Approximate sparsity of the true solution implies sparsity of the empirical solution.

Entropy penalization helps control the excess risk in sparse recovery.

Results extend to entropy penalized density estimation.

Abstract

Let $(X,Y)$ be a random couple in $S\times T$ with unknown distribution $P$ and $(X_1,Y_1),...,(X_n,Y_n)$ be i.i.d. copies of $(X,Y).$ Denote $P_n$ the empirical distribution of $(X_1,Y_1),...,(X_n,Y_n).$ Let $h_1,...,h_N:S\mapsto [-1,1]$ be a dictionary that consists of $N$ functions. For $\lambda \in {\mathbb{R}}^N,$ denote $f_{\lambda}:=\sum_{j=1}^N\lambda_jh_j.$ Let $\ell:T\times {\mathbb{R}}\mapsto {\mathbb{R}}$ be a given loss function and suppose it is convex with respect to the second variable. Let $(\ell \bullet f)(x,y):=\ell(y;f(x)).$ Finally, let $\Lambda \subset {\mathbb{R}}^N$ be the simplex of all probability distributions on $\{1,...,N\}.$ Consider the following penalized empirical risk minimization problem \begin{eqnarray*}\hat{\lambda}^{\varepsilon}:={\mathop {argmin}_{\lambda\in \Lambda}}\Biggl[P_n(\ell \bullet f_{\lambda})+\varepsilon \sum_{j=1}^N\lambda_j\log \lambda_j\Biggr]\end{eqnarray*} along with its distribution dependent version \begin{eqnarray*}\lambda^{\varepsilon}:={\mathop {argmin}_{\lambda\in \Lambda}}\Biggl[P(\ell \bullet f_{\lambda})+\varepsilon \sum_{j=1}^N\lambda_j\log \lambda_j\Biggr],\end{eqnarray*} where $\varepsilon\geq 0$ is a regularization parameter.

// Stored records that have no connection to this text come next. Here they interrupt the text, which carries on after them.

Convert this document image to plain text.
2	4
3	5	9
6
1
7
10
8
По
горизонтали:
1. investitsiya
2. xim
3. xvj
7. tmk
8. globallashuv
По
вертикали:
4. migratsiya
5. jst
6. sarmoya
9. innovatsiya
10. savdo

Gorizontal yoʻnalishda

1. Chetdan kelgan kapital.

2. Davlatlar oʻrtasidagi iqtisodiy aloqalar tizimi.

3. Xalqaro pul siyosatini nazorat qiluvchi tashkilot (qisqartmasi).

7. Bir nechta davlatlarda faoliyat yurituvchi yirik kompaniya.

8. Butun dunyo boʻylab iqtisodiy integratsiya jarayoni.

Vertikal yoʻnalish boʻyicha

It is proved that the ``approximate sparsity'' of $\lambda^{\varepsilon}$ implies the ``approximate sparsity'' of $\hat{\lambda}^{\varepsilon}$ and the impact of ``sparsity'' on bounding the excess risk of the empirical solution is explored. Similar results are also discussed in the case of entropy penalized density estimation.